Use the link bellow do download the WinOF sriver

https://www.mellanox.com/products/adapter-software/ethernet/windows/winof-2

  1. Once driver is installed & sever is rebooted – check you’re on the top of the new driver by running:

PS C:> Get-MLNXPCIDevice | findstr “Driver Version”

DriverVersion : 5.50.14688.0

FirmwareVersion :

(the firmware version 2.42.5000 that you use if fine and the latest)

  1. As for your comment that Disk-Performance is poor – then would suggest that you check first and confirm that your RDMA pure networking performance between the S2D “bare-metal” ConnectX-3 pro adapters is ~ 40Gb/s (use MFT tools “nd_write_bw – use Mellanox driver User-Manuel)

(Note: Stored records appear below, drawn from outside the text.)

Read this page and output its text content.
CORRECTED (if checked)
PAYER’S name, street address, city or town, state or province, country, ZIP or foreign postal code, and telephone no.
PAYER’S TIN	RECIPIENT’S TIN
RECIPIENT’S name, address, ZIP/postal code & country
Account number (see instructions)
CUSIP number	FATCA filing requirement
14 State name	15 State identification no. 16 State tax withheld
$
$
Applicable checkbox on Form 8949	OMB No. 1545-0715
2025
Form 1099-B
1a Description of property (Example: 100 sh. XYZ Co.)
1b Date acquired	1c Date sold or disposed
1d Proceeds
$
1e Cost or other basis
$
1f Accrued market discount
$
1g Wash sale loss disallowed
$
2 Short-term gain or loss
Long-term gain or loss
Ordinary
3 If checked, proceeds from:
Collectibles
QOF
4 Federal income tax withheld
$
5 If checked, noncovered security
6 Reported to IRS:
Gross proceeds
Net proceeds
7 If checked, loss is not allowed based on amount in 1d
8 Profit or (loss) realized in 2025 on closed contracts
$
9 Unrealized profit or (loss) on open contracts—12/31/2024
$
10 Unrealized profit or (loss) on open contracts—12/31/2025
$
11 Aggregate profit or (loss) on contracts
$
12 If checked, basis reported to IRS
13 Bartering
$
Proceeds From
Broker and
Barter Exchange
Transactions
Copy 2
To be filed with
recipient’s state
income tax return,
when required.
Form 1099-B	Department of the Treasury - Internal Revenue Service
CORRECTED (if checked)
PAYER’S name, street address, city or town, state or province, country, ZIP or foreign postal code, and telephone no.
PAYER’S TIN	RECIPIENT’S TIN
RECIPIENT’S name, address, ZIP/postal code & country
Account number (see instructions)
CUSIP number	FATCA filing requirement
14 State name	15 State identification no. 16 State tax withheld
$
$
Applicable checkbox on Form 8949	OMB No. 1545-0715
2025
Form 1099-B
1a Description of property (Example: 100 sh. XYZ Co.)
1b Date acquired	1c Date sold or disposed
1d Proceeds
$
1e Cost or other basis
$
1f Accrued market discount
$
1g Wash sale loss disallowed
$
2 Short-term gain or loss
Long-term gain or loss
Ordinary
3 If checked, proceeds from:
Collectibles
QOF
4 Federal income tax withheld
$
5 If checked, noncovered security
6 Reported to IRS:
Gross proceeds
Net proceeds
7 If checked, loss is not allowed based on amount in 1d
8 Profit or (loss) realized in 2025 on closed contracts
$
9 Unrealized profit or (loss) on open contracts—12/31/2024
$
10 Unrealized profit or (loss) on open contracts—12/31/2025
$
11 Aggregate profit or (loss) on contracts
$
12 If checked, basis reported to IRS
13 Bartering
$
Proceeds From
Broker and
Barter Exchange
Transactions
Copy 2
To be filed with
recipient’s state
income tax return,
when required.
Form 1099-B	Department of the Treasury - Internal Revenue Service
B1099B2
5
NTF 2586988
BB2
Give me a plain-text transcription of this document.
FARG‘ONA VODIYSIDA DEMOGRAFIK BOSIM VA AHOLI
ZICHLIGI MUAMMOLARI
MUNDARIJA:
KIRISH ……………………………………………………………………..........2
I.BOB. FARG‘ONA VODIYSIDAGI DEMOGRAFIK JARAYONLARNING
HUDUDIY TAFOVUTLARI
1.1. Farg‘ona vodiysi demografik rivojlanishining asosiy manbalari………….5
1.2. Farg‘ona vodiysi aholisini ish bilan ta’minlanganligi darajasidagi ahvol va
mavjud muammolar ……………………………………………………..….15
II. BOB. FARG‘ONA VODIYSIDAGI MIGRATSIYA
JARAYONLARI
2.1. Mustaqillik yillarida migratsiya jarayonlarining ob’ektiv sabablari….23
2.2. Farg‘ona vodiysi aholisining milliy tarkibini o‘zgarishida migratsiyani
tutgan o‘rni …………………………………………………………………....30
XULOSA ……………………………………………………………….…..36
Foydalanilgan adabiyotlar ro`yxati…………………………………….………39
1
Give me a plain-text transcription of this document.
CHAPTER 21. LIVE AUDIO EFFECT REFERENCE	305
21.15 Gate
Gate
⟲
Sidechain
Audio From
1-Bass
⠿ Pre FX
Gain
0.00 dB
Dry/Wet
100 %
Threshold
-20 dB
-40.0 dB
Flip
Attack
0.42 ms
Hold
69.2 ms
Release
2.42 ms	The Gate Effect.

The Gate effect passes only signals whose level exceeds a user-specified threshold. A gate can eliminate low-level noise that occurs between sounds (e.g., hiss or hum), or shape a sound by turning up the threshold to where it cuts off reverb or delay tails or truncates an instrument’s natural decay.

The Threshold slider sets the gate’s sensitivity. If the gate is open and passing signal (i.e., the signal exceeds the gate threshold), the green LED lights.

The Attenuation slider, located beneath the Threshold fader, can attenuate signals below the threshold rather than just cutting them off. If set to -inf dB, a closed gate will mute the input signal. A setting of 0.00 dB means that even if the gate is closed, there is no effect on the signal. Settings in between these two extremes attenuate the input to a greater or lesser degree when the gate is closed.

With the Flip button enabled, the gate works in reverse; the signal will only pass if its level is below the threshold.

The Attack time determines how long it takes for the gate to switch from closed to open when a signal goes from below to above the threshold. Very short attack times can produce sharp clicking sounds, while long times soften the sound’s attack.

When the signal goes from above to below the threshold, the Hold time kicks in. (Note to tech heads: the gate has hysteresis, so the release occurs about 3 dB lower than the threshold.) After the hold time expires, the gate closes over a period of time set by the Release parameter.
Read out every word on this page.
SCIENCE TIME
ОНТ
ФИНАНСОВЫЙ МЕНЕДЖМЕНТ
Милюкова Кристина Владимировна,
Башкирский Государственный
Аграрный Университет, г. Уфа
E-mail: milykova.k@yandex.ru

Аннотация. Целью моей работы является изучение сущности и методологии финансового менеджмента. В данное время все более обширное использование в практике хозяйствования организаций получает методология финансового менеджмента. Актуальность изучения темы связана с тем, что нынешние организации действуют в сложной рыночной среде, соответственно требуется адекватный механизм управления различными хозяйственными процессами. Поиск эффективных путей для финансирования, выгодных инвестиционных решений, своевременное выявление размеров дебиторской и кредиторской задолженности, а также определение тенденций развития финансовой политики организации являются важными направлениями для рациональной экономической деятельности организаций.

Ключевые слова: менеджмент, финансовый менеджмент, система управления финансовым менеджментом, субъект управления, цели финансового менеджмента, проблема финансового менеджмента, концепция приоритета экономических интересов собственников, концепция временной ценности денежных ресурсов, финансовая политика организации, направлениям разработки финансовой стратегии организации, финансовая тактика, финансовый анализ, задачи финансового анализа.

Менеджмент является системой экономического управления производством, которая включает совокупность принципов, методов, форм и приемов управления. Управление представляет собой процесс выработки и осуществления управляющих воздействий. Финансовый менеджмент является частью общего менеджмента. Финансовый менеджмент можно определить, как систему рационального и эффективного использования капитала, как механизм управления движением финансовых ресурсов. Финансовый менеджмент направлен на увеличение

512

  2. Assuming you have configured RDMA/SMBDirect w/PFC as per Mellanox best practice (see link bellow) then most important is check with Dell and get their confirmation that similar PFC setting that we have in Mellanox switch is implemented in their S4048-ON switches as well

https://community.mellanox.com/s/article/howto-configure-roce-v2-for-connectx-3-pro-using-mellanox-switchx-switches

  1. Use “fio” test to check if storage performance (W/R. IOPs etc…) are as expected

Hi Avi,

I use Windows Server 2019, it is fully updated with the latest patches from Microsoft. I use the WinOF 5.50.52000 driver.